The Silverlight design tools are different than those that are used to create Ajax and JavaScript sites and the goal of Beginning Silverlight 3 is to step you through how to create Silverlight applications as well as teaching you the fundamental techniques and how to apply them to your own projects . The book is 500 pages divided into 13 chapters.

Chapter One, "Welcome to Silverlight 3," introduces you to Silverlight which is a cross-platform plug-in that allows you to create rich interactive applications (RIA) for the Web. In this chapter you will see the benefits that it brings to your development as well as the tools used for creating applications. Chapter Two, "Introduction to Visual Studio 2008," takes a deeper look into the main tool that is used to create Silverlight applications as well as taking you through creating your first application.

Chapter Three, "Layout Management in Silverlight 3," examines some of the layout management controls. These five controls are the Canvas, StackPanel, Grid, WrapPanel, and DockPanel. Chapter Four, "Silverlight 3 Controls," explores the controls provided by Silverlight in general and then take a more formal tour of the more commonly used controls you in Silverlight.

Chapter Five, "Data Binding and Silverlight List Controls," describes two controls that are used to display lists of data. Here you will see how to use them to display data in both flexible and unique ways through the use of data binding. Chapter Six, "Data Access and Networking," discussed how these two acts done differently in Silverlight. In this chapter you will see what makes data access different and then explores the techniques for accessing data.

Chapter Seven, "Navigation Framework," describes a new feature in Silverlight 3. It allows developers to navigate through different pages within a Silverlight application. This navigation gives the user the feel of browsing through web pages.
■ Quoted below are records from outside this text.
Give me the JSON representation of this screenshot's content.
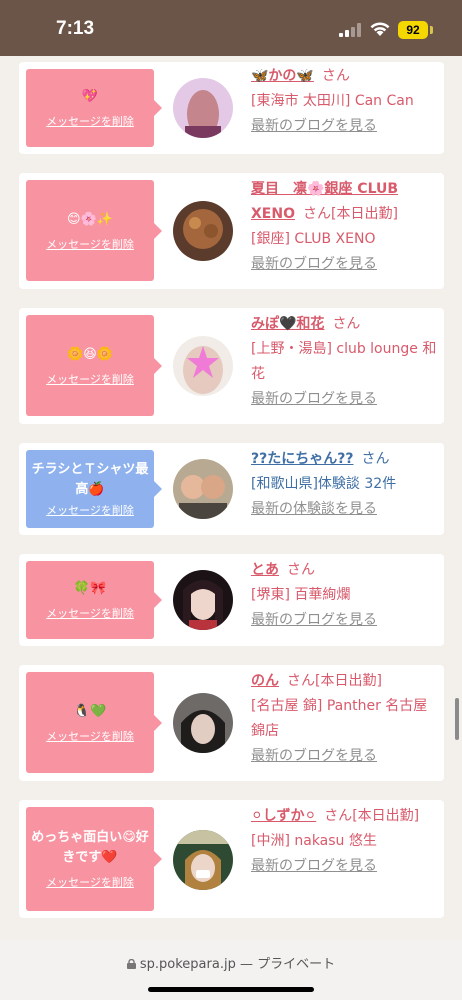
{
  "status_bar": {
    "time": "7:13",
    "battery": "92"
  },
  "common": {
    "delete_label": "メッセージを削除",
    "san": "さん"
  },
  "cards": [
    {
      "message": "💖",
      "name": "🦋かの🦋",
      "extra": "",
      "shop": "[東海市 太田川] Can Can",
      "link": "最新のブログを見る"
    },
    {
      "message": "😊🌸✨",
      "name": "夏目　凛🌸銀座 CLUB XENO",
      "extra": "[本日出勤]",
      "shop": "[銀座] CLUB XENO",
      "link": "最新のブログを見る"
    },
    {
      "message": "🌼😆🌼",
      "name": "みぽ🖤和花",
      "extra": "",
      "shop": "[上野・湯島] club lounge 和花",
      "link": "最新のブログを見る"
    },
    {
      "message": "チラシとＴシャツ最高🍎",
      "name": "??たにちゃん??",
      "extra": "",
      "shop": "[和歌山県]体験談 32件",
      "link": "最新の体験談を見る"
    },
    {
      "message": "🍀🎀",
      "name": "とあ",
      "extra": "",
      "shop": "[堺東] 百華絢爛",
      "link": "最新のブログを見る"
    },
    {
      "message": "🐧💚",
      "name": "のん",
      "extra": "[本日出勤]",
      "shop": "[名古屋 錦] Panther 名古屋錦店",
      "link": "最新のブログを見る"
    },
    {
      "message": "めっちゃ面白い😋好きです❤️",
      "name": "⚪しずか⚪",
      "extra": "[本日出勤]",
      "shop": "[中洲] nakasu 悠生",
      "link": "最新のブログを見る"
    }
  ],
  "bottom_bar": {
    "url": "sp.pokepara.jp",
    "separator": " — ",
    "mode": "プライベート"
  }
}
Here you will work with some examples that involve different aspects of the framework.

Chapter Eight, "Local Storage in Silverlight," concerns a virtual file system that can be used to store data on the client's machine. Here you will explore the technique of isolated storage and how it can work for you. Chapter Nine, "Introduction to Expression Blend," looks at the designer's portion of Silverlight. Here you will learn about the key features of Expression Blend as well as about its workspace.

In chapter 10, "Styling in Silverlight," you will learn to make choices about your design by controlling the styles of your UI elements. Here you will learn how to define and apply styles. Chapter 11, "Transformations and Animation," shows you how to put animations into your applications without the need to have to learn Adobe Flash. In this chapter you will see how you can add animation from within .NET.

Chapter 12, "Custom Controls," examines when it is appropriate to write custom controls in Silverlight. You will look at the Silverlight toolkit as well as different aspects of the Silverlight control model. Chapter 13, "Deployment," examines the post development phase of Silverlight creation. This chapter focuses on the deployment of your Silverlight Application.

Beginning Silverlight 3 is a good introduction for the beginning Silverlight developer. It provides step-by-step examples that progresses from chapter to chapter and skill to skill. The author progressively walks you through the development process from start to finish and is detailed enough so that you should not get lost along the way

While this is a beginner based book, you should have some basic skills with programming in C#, and although the author goes through Visual Studio 2008, you should be somewhat familiar with that environment as well.

If you want to get your feet wet with Silverlight programming, or you have been trying to on your own and are having trouble getting up to speed — especially with the data access, data networking, local data storage, and Expression Blend areas — then Beginning Silverlight 3 is the book for you. I highly recommend this book.